HDR, short for High Dynamic Range, actually refers to a type of technology that is implemented differently by different parties. For example, Dolby has its own Dolby Vision implementation, agreed to be better but also comes with licensing costs. Many have rallied behind HDR10 instead because it is a more open standard. But even some of its proponents aren’t satisfied.
Samsung and Amazon are supporters for HDR10 but now they believe they can do better. At the heart of their new thrust is the criticism that HDR10, despite having “dynamic” in its name, actually makes use of static, in other words not dynamic, metadata for brightness information. In a nutshell, this means that brightness levels don’t change all throughout, even if the scene calls for a different brightness level.
HDR10+ addresses that flaw via Dynamic Tone Mapping. Instead of static metadata, it uses dynamic metadata to change brightness levels from scene to scene, depending on what the scene needs or what the director has intended. This would truly make the added range of colors offered by HDR pop out.

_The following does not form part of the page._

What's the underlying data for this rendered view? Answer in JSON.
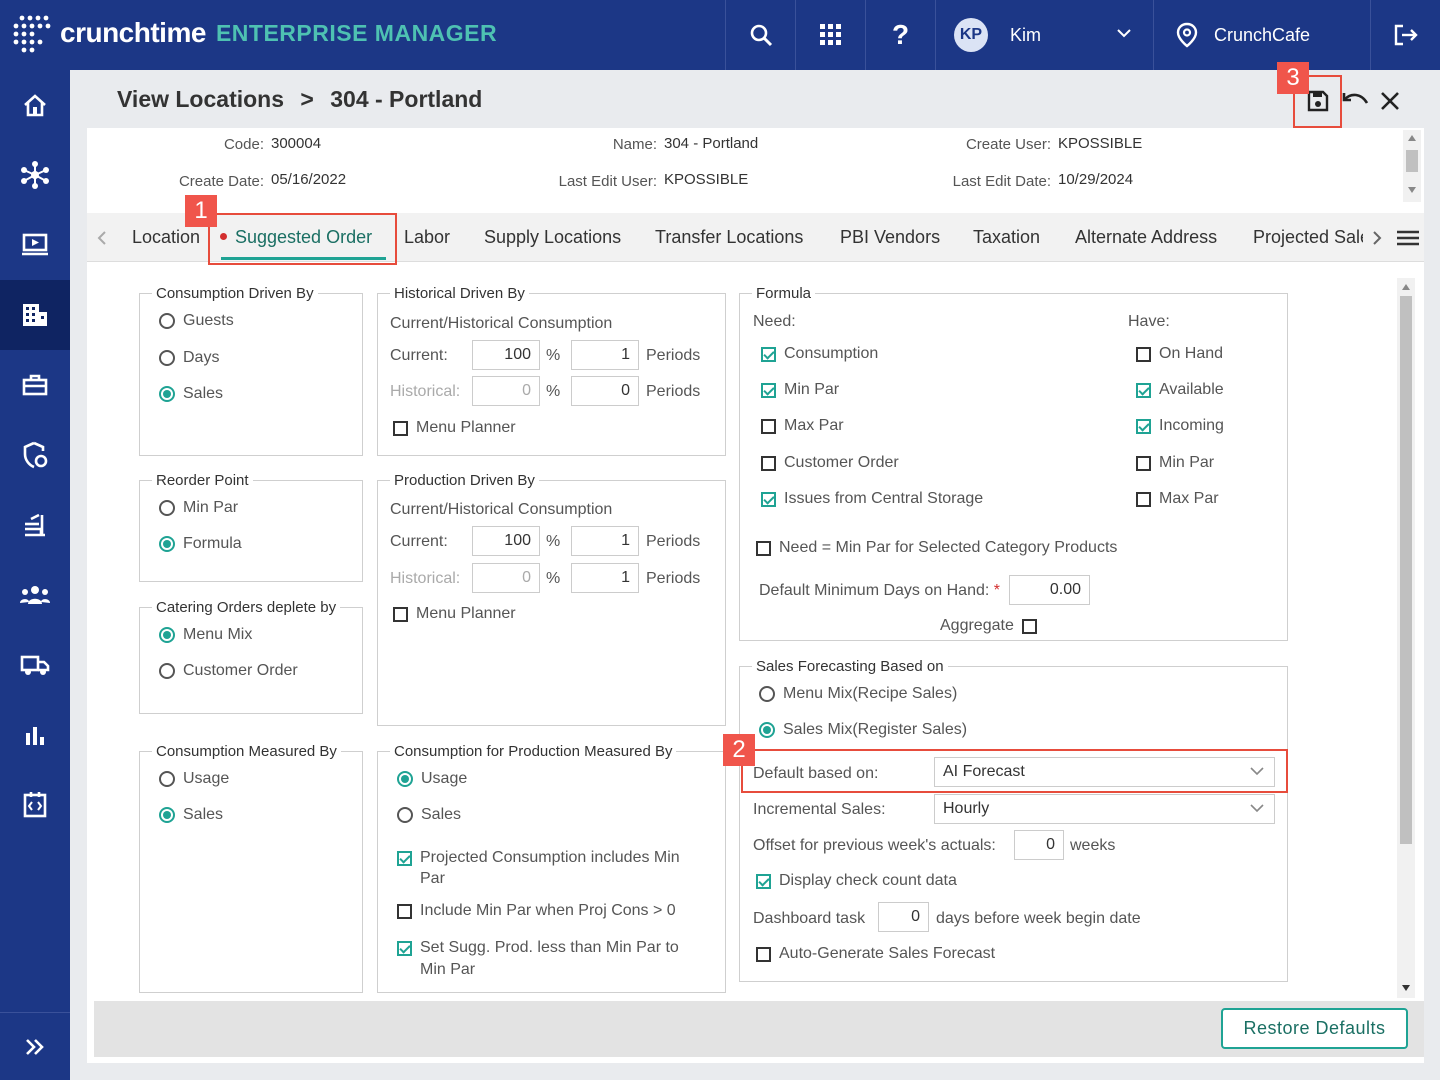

Of course, a new “standard” would be meaningless if it all remained theory with no practical application, let alone proof of its superiority. That is why Samsung is proudly announcing that all its 2017 UHD TVs, including the Quantum ones, will support HDR10+. 2016 models will also support it with a firmware update later this year. And on the content side, Amazon Video will be providing the first streamed HDR10+ videos later this year. That said, two supporters does not a standard make. It will be curious to see if those who got behind HDR10 will also be game.